2. Kebijakan di sektor industri pertanian
Sektor industri pertanian negara hanya akan mendorong berkembangnya sektor riil saja, sedangkan sektor non riil yang diharamkan tidak diberi kesempatan untuk berkembang. Seluruh pelaku ekonomi akan diberlakukan sama, tidak ada yang diberi hak-hak istimewa dalam bentuk apapun kepada pihak-pihak tertentu baik Hak monopoli atau pemberian fasilitas khusus. Negara hanya mengatur jenis komoditas dan sektor industri apa saja yang boleh atau tidak boleh, selanjutnya seleksi pasar akan berjalan seiring dengan berjalannya mekanisme pasar.
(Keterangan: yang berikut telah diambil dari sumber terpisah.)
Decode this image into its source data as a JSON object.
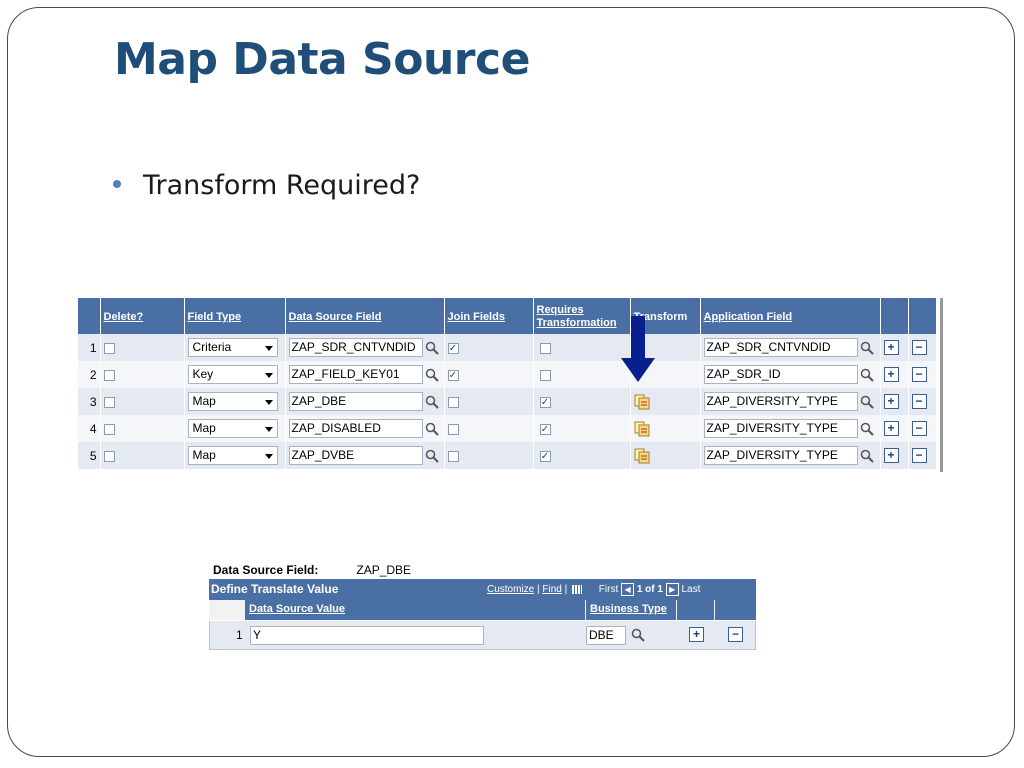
{
  "slide": {
    "title": "Map Data Source",
    "bullet": "Transform Required?"
  },
  "grid": {
    "headers": {
      "delete": "Delete?",
      "field_type": "Field Type",
      "data_source_field": "Data Source Field",
      "join_fields": "Join Fields",
      "requires_transformation": "Requires Transformation",
      "transform": "Transform",
      "application_field": "Application Field"
    },
    "rows": [
      {
        "num": "1",
        "field_type": "Criteria",
        "data_source_field": "ZAP_SDR_CNTVNDID",
        "join_checked": true,
        "req_checked": false,
        "application_field": "ZAP_SDR_CNTVNDID"
      },
      {
        "num": "2",
        "field_type": "Key",
        "data_source_field": "ZAP_FIELD_KEY01",
        "join_checked": true,
        "req_checked": false,
        "application_field": "ZAP_SDR_ID"
      },
      {
        "num": "3",
        "field_type": "Map",
        "data_source_field": "ZAP_DBE",
        "join_checked": false,
        "req_checked": true,
        "application_field": "ZAP_DIVERSITY_TYPE"
      },
      {
        "num": "4",
        "field_type": "Map",
        "data_source_field": "ZAP_DISABLED",
        "join_checked": false,
        "req_checked": true,
        "application_field": "ZAP_DIVERSITY_TYPE"
      },
      {
        "num": "5",
        "field_type": "Map",
        "data_source_field": "ZAP_DVBE",
        "join_checked": false,
        "req_checked": true,
        "application_field": "ZAP_DIVERSITY_TYPE"
      }
    ],
    "arrow_color": "#0a1f8f",
    "header_color": "#4a6fa5"
  },
  "translate": {
    "dsf_label": "Data Source Field:",
    "dsf_value": "ZAP_DBE",
    "section_title": "Define Translate Value",
    "customize": "Customize",
    "find": "Find",
    "first": "First",
    "range": "1 of 1",
    "last": "Last",
    "col_value": "Data Source Value",
    "col_business": "Business Type",
    "row_num": "1",
    "row_value": "Y",
    "row_business": "DBE"
  }
}
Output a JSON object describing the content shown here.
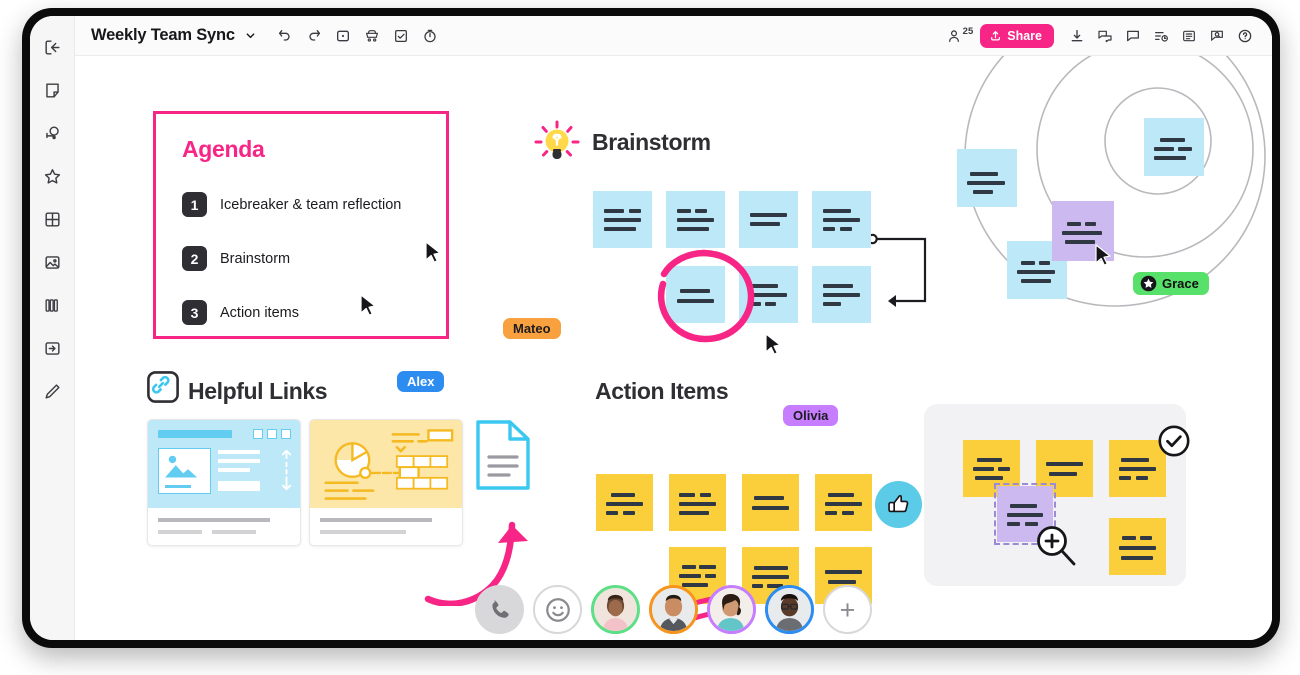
{
  "window": {
    "frame_color": "#0b0b0c"
  },
  "sidebar": {
    "items": [
      {
        "name": "exit-icon",
        "label": "Exit board"
      },
      {
        "name": "sticky-note-icon",
        "label": "Sticky note"
      },
      {
        "name": "stamp-icon",
        "label": "Stamp"
      },
      {
        "name": "star-icon",
        "label": "Favorites"
      },
      {
        "name": "grid-icon",
        "label": "Grid / table"
      },
      {
        "name": "image-icon",
        "label": "Image"
      },
      {
        "name": "library-icon",
        "label": "Library"
      },
      {
        "name": "import-icon",
        "label": "Import"
      },
      {
        "name": "pen-icon",
        "label": "Pen"
      }
    ]
  },
  "topbar": {
    "board_title": "Weekly Team Sync",
    "chevron": "chevron-down-icon",
    "left_tools": [
      {
        "name": "undo-icon",
        "label": "Undo"
      },
      {
        "name": "redo-icon",
        "label": "Redo"
      },
      {
        "name": "present-icon",
        "label": "Present"
      },
      {
        "name": "cart-icon",
        "label": "Templates"
      },
      {
        "name": "checkbox-icon",
        "label": "Tasks"
      },
      {
        "name": "timer-icon",
        "label": "Timer"
      }
    ],
    "people_count": "25",
    "share_label": "Share",
    "share_color": "#f72585",
    "right_tools": [
      {
        "name": "download-icon",
        "label": "Download"
      },
      {
        "name": "chats-icon",
        "label": "Chats"
      },
      {
        "name": "comment-icon",
        "label": "Comment"
      },
      {
        "name": "activity-icon",
        "label": "Activity"
      },
      {
        "name": "list-icon",
        "label": "List"
      },
      {
        "name": "search-doc-icon",
        "label": "Find"
      },
      {
        "name": "help-icon",
        "label": "Help"
      }
    ]
  },
  "agenda": {
    "title": "Agenda",
    "border_color": "#f72585",
    "items": [
      {
        "number": "1",
        "text": "Icebreaker & team reflection"
      },
      {
        "number": "2",
        "text": "Brainstorm"
      },
      {
        "number": "3",
        "text": "Action items"
      }
    ]
  },
  "sections": {
    "brainstorm": {
      "title": "Brainstorm",
      "icon": "lightbulb-icon"
    },
    "helpful_links": {
      "title": "Helpful Links",
      "icon": "link-icon"
    },
    "action_items": {
      "title": "Action Items"
    }
  },
  "collaborators": [
    {
      "name": "Mateo",
      "bg": "#f9a03f",
      "fg": "#1c1c20",
      "badge": null
    },
    {
      "name": "Alex",
      "bg": "#2d8cf0",
      "fg": "#ffffff",
      "badge": null
    },
    {
      "name": "Olivia",
      "bg": "#c77dff",
      "fg": "#1c1c20",
      "badge": null
    },
    {
      "name": "Grace",
      "bg": "#57e06a",
      "fg": "#0e0e10",
      "badge": "star-icon"
    }
  ],
  "notes": {
    "brainstorm_color": "#bce8f7",
    "action_color": "#fbcf3b",
    "purple_color": "#ccb9f0"
  },
  "reactions": {
    "thumbs_up": {
      "icon": "thumbs-up-icon",
      "bg": "#5bcbe8"
    },
    "check": {
      "icon": "check-circle-icon"
    },
    "zoom_in": {
      "icon": "zoom-in-icon"
    }
  },
  "bottombar": {
    "call_label": "Call",
    "emoji_label": "Reactions",
    "add_label": "+",
    "avatars": [
      {
        "name": "participant-1",
        "ring": "#5ddf86"
      },
      {
        "name": "participant-2",
        "ring": "#f7941d"
      },
      {
        "name": "participant-3",
        "ring": "#c77dff"
      },
      {
        "name": "participant-4",
        "ring": "#2d8cf0"
      }
    ]
  }
}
3. Kebijakan di sektor perdagangan hasil pertanian
Pada sektor perdagangan negara harus menetapkan berbagai kebijakan yang menjamin terciptanya distribusi yang adil melalui mekanisme pasar yang transparan. Tidak boleh ada manipulasi, intervensi, dan penimbunan yang dapat membuat rakyat susah. Ada beberapa kebijakan yang harus ditempuh agar industri pertanian dapat tumbuh dengan baik, yaitu:
Pertama, Negara harus menjamin agar mekanisme harga komoditas pertanian dan harga komoditas hasil industri pertanian dapat berjalan secara transparan dan tanpa ada manipulasi. Rasulullah ﷺ bersabda,
عَنْ أَبِي هُرَيْرَةَ رَضِيَ اللَّهُ عَنْهُ قَالَ نَهَى النَّبِيُّ صَلَّى اللَّهُ عَلَيْهِ وَسَلَّمَ عَنْ التَّلَقِّي وَأَنْ يَبِيعَ حَاضِرٌ لِبَادٍ
”Dari Abu Hurairah radliallahu ‘anhu berkata; Nabi shallallahu ‘alaihi wasallam melarang menyongsong (mencegat kafilah dagang sebelum sampai di pasar) dan juga melarang orang orang kota menjual kepada orang desa.” (HR. Bukhari dan Muslim)
Hadis ini dimaksudkan agar tidak ada pihak-pihak yang memanfaatkan ketidaktahuan pihak lain untuk mendapatkan harga murah.
Kedua, negara harus menjamin harga yang terbentuk secara wajar berdasarkan mekanisme pasar. Negara hanya akan mengawasi terbentuknya harga berdasarkan permintaan dan penawaran yang didasari saling rida.
Ketiga, negara harus dapat mencegah terjadinya berbagai penipuan dan penimbunan yang sering terjadi dalam perdagangan baik yang dilakukan oleh penjual maupun pembeli. Sehingga rakyat mendapatkan jaminan kemanan dalam tiap muamalah yang dilakukan.
Demikianlah mekanisme holistik dari Islam dalam menerapkan Politik pertaniannya. Dengan pengaturan seperti itu swasembada pangan bukanlah mimpi karena ada institusi negara yang bekerja dengan penuh ketakwaan dalam mengurusi rakyatnya. Pilihan ada di tangan umat setelah sebelumnya mereka tersentuh dengan dakwah Islam, mau memilih kapitalisme si tamak atau sistem Islam yang penuh keberkahan. Wallahu a’lam bish shawab.